Postmortem: 7 customers received ~570 SMS each in 4 hours

Petr Guskov April 24, 2026

engineeringpostmortemreliability

On April 24, 2026, between 10:40 UTC and ~14:40 UTC, our SMS pipeline re-sent the same 7 notifications repeatedly. 3,987 SMS were delivered across 7 recipients before we caught it. Each person received ~570 messages to their phone over 4 hours.

3,987

SMS delivered

7

customers affected

Who was affected

7 customers. Each received ~570 SMS to their phone over the 4-hour window. That is not a small thing. Regardless of any other metric, 570 messages to one phone in 4 hours is a terrible experience. We owe each of them an apology and we sent one personally with an explanation of the bug.

Root cause

Three independent layers had to fail for this to happen, and they did:

Layer 1: Incomplete code branch

Our pricing code returned nil for tiered Stripe pricing instead of computing the value. This branch was never implemented.

Layer 2: Wrong ordering

The pricing call ran after Twilio confirmed delivery but before we wrote sent_at to our database. When pricing crashed, the row never moved out of pending.

Layer 3: Aggressive retries

Our scheduler retried pending notifications every minute. For 4 hours. Multiplied by Oban's per-job retry of 3.

The DB-level uniqueness key prevented duplicate notification rows from ever being created. But it didn't prevent the same row from being sent many times.

Detection

We caught it from a Twilio billing alert, not from internal monitoring. That's a separate problem we're fixing.

What we shipped immediately

A new :processing state and atomic claim (UPDATE WHERE status = 'pending') so two workers can't process the same row.
"Commit-first" ordering: we now mark the row :sent with the provider's message ID in its own atomic SQL statement, before anything fallible runs. Pricing, analytics, etc. happen separately and can fail without triggering a retry.
A reaper that resets any notification stuck in :processing for more than 5 minutes to :failed, so even a crashed worker can't leave a row in limbo.
Sentry alerting on the critical paths.
Removed all try/rescue blocks in favor of explicit pattern matching, so unexpected return values crash loudly instead of silently absorbing.
The underlying tiered-pricing bug, properly fixed.

The full state machine: pending → processing → sent | failed. Every transition is a single atomic SQL UPDATE. There is no state where a provider call can succeed without the row reaching a terminal state.

What we're investing in to prevent the next class of bug

Property-based tests that generate random worker interleavings and assert: "Twilio is called at most once per notification, no matter what fails when".
TLA+ specification of the send pipeline. We'll model-check the state machine and prove the invariants ("at most one send", "no stuck state", "exclusive claim") at the design level. This is the technique Amazon uses to verify DynamoDB and S3.
Per-recipient rate limit as a circuit breaker. Even a future bug that makes it past everything else can't send 570 messages to one phone.
Spend-rate alerts so we hear about anomalous Twilio cost in minutes, not hours.

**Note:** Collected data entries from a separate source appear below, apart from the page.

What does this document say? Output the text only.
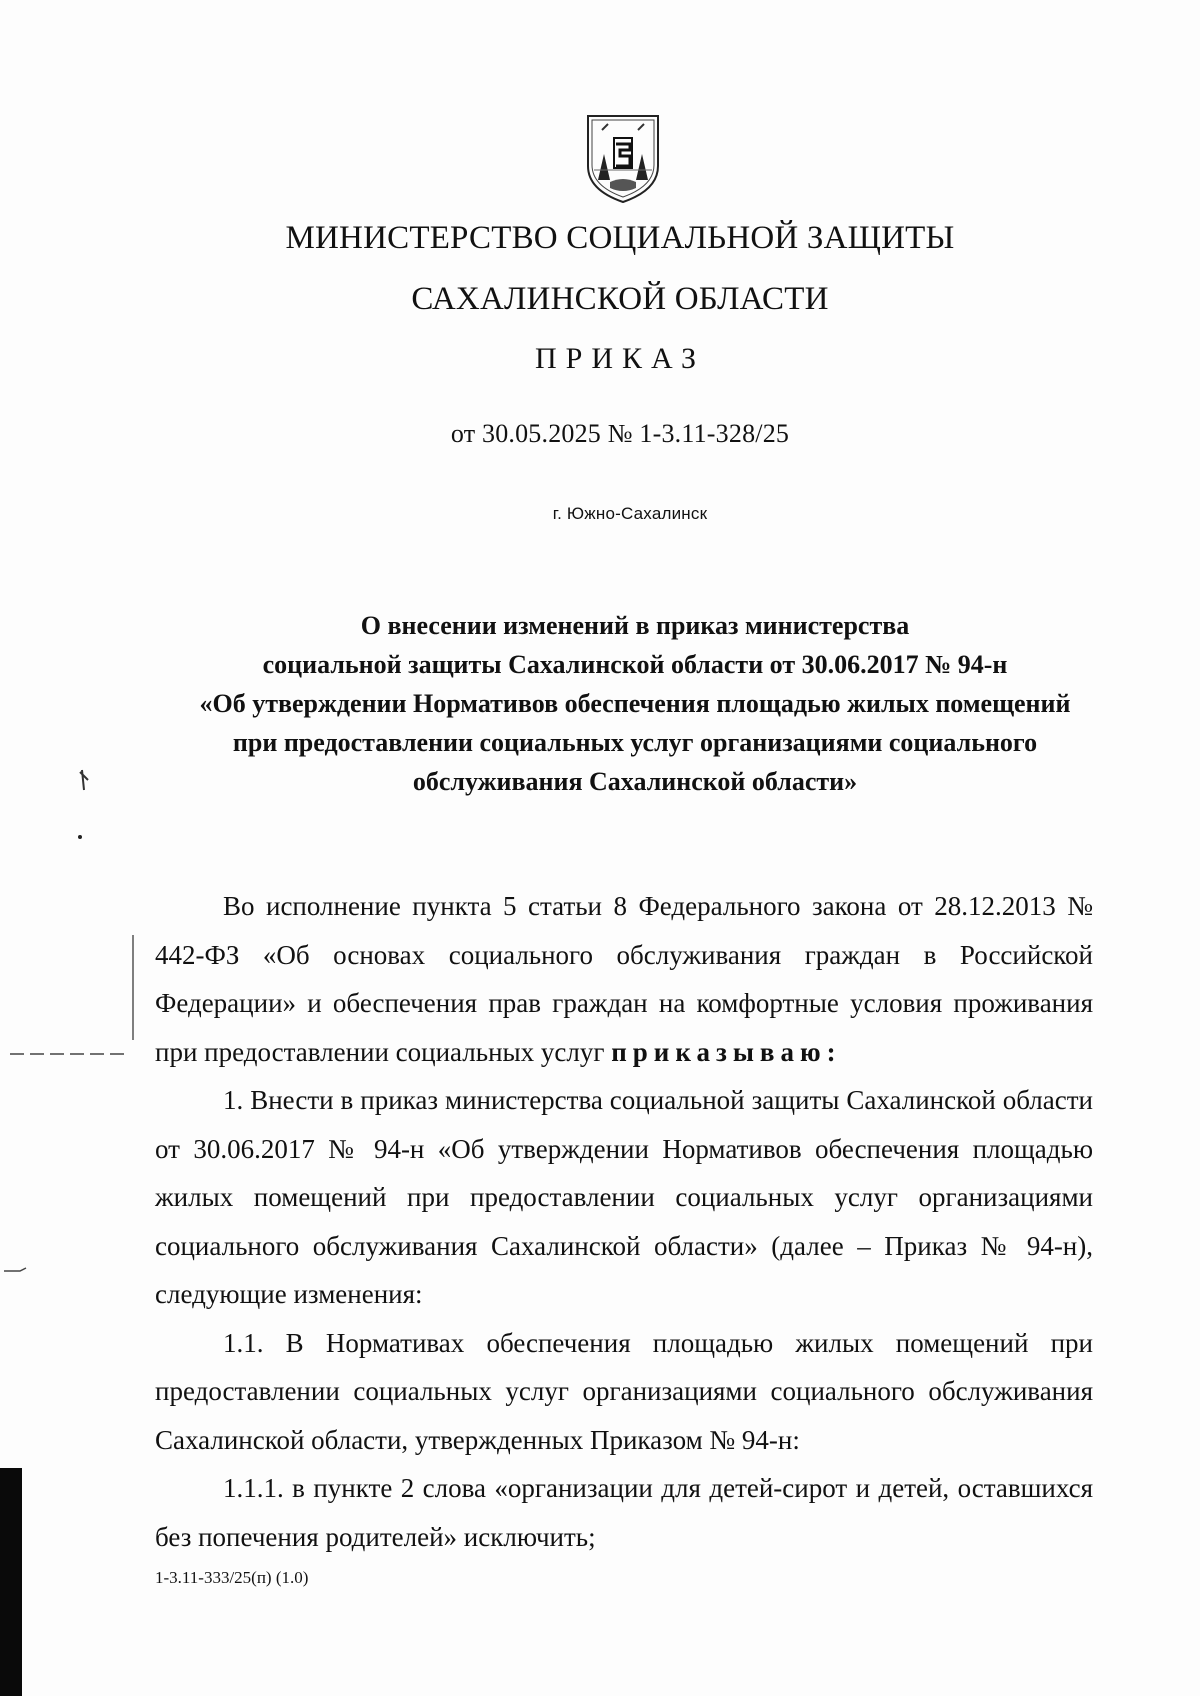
МИНИСТЕРСТВО СОЦИАЛЬНОЙ ЗАЩИТЫ
САХАЛИНСКОЙ ОБЛАСТИ
ПРИКАЗ
от 30.05.2025 № 1-3.11-328/25
г. Южно-Сахалинск
О внесении изменений в приказ министерства
социальной защиты Сахалинской области от 30.06.2017 № 94-н
«Об утверждении Нормативов обеспечения площадью жилых помещений
при предоставлении социальных услуг организациями социального
обслуживания Сахалинской области»

Во исполнение пункта 5 статьи 8 Федерального закона от 28.12.2013 № 442-ФЗ «Об основах социального обслуживания граждан в Российской Федерации» и обеспечения прав граждан на комфортные условия проживания при предоставлении социальных услуг приказываю:

1. Внести в приказ министерства социальной защиты Сахалинской области от 30.06.2017 № 94-н «Об утверждении Нормативов обеспечения площадью жилых помещений при предоставлении социальных услуг организациями социального обслуживания Сахалинской области» (далее – Приказ № 94-н), следующие изменения:

1.1. В Нормативах обеспечения площадью жилых помещений при предоставлении социальных услуг организациями социального обслуживания Сахалинской области, утвержденных Приказом № 94-н:

1.1.1. в пункте 2 слова «организации для детей-сирот и детей, оставшихся без попечения родителей» исключить;

1-3.11-333/25(п) (1.0)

What we're NOT doing and why

We considered formal proof in Lean/Coq. We're not doing it. The cost is months of work to maintain the algorithm in two languages, the benefit beyond TLA+ is marginal, and the honest risk is that we'd ship the verifier without it ever finding a bug TLA+ wouldn't have.

We considered switching from Twilio to a provider with native idempotency keys so we could let them dedupe instead of doing it ourselves. Neither Twilio nor AWS SES expose this. The right place for the guarantee is in our code, where we now have it.